In the 1970s, boosted by the decline in the size of computers, researchers began to develop technology for routing between non-fixed computer locations. While the field of ad hoc routing was inactive throughout the 1980s, the widespread use of wireless protocols reinvigorated the field in the 1990s as the ad hoc mobile network (MANET) and the ad hoc vehicle link became in areas of increasing interest.
At the same time (but separate from) MANET activities, DARPA had funded NASA, MITER and others to develop a proposal for the Interplanetary Internet (IPN). Internet Painter Vint Cerf and others developed the initial IPN architecture in relation to the need for network technologies that can cope with significant delays and corruption of deep space communications packets. In 2002, Kevin Fall began adapting some of the ideas in IPN design to terrestrial networks and coined the term networks of tolerance to delay and acronyms DTN. A paper published in 2003 SIGCOMM conference gives the motivation for DTNs. In the mid-2000s there was increased interest in NTDs, including an increasing number of academic conferences on delay and disruption of the tolerant work network, and the growing interest in combining the work of sensor networks and MANETs with the work in DTN. This field saw many optimizations in classical ad hoc and network tolerance algorithms and began to examine factors such as security, reliability, verifiability, and other areas of research that are well understood in traditional computer networks.
In the 1970s, boosted by the decline in the size of computers, researchers began to develop technology for routing between non-fixed computer locations. While the field of ad hoc routing was inactive throughout the 1980s, the widespread use of wireless protocols reinvigorated the field in the 1990s as the ad hoc mobile network (MANET) and the ad hoc vehicle link became in areas of increasing interest.

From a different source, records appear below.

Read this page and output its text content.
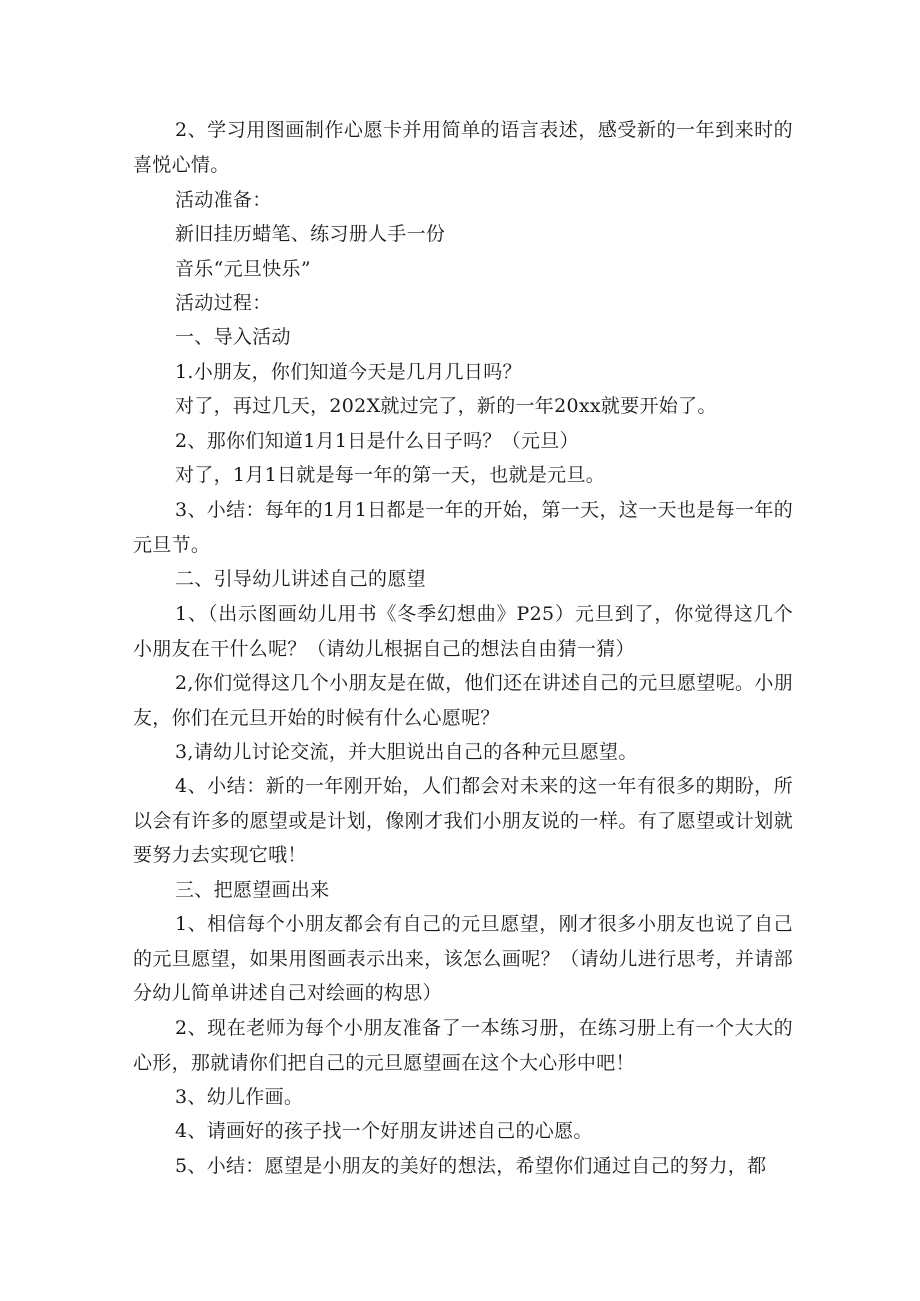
2、学习用图画制作心愿卡并用简单的语言表述，感受新的一年到来时的喜悦心情。

活动准备：

新旧挂历蜡笔、练习册人手一份

音乐“元旦快乐”

活动过程：

一、导入活动

1.小朋友，你们知道今天是几月几日吗？

对了，再过几天，202X就过完了，新的一年20xx就要开始了。

2、那你们知道1月1日是什么日子吗？（元旦）

对了，1月1日就是每一年的第一天，也就是元旦。

3、小结：每年的1月1日都是一年的开始，第一天，这一天也是每一年的元旦节。

二、引导幼儿讲述自己的愿望

1、（出示图画幼儿用书《冬季幻想曲》P25）元旦到了，你觉得这几个小朋友在干什么呢？（请幼儿根据自己的想法自由猜一猜）

2,你们觉得这几个小朋友是在做，他们还在讲述自己的元旦愿望呢。小朋友，你们在元旦开始的时候有什么心愿呢？

3,请幼儿讨论交流，并大胆说出自己的各种元旦愿望。

4、小结：新的一年刚开始，人们都会对未来的这一年有很多的期盼，所以会有许多的愿望或是计划，像刚才我们小朋友说的一样。有了愿望或计划就要努力去实现它哦！

三、把愿望画出来

1、相信每个小朋友都会有自己的元旦愿望，刚才很多小朋友也说了自己的元旦愿望，如果用图画表示出来，该怎么画呢？（请幼儿进行思考，并请部分幼儿简单讲述自己对绘画的构思）

2、现在老师为每个小朋友准备了一本练习册，在练习册上有一个大大的心形，那就请你们把自己的元旦愿望画在这个大心形中吧！

3、幼儿作画。

4、请画好的孩子找一个好朋友讲述自己的心愿。

5、小结：愿望是小朋友的美好的想法，希望你们通过自己的努力，都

At the same time (but separate from) MANET activities, DARPA had funded NASA, MITER and others to develop a proposal for the Interplanetary Internet (IPN). Internet Painter Vint Cerf and others developed the initial IPN architecture in relation to the need for network technologies that can cope with significant delays and corruption of deep space communications packets. In 2002, Kevin Fall began adapting some of the ideas in IPN design to terrestrial networks and coined the term networks of tolerance to delay and acronyms DTN. A paper published in 2003 SIGCOMM conference gives the motivation for DTNs. In the mid-2000s there was increased interest in NTDs, including an increasing number of academic conferences on delay and disruption of the tolerant work network, and the growing interest in combining the work of sensor networks and MANETs with the work in DTN. This field saw many optimizations in classical ad hoc and network tolerance algorithms and began to examine factors such as security, reliability, verifiability, and other areas of research that are well understood in traditional computer networks.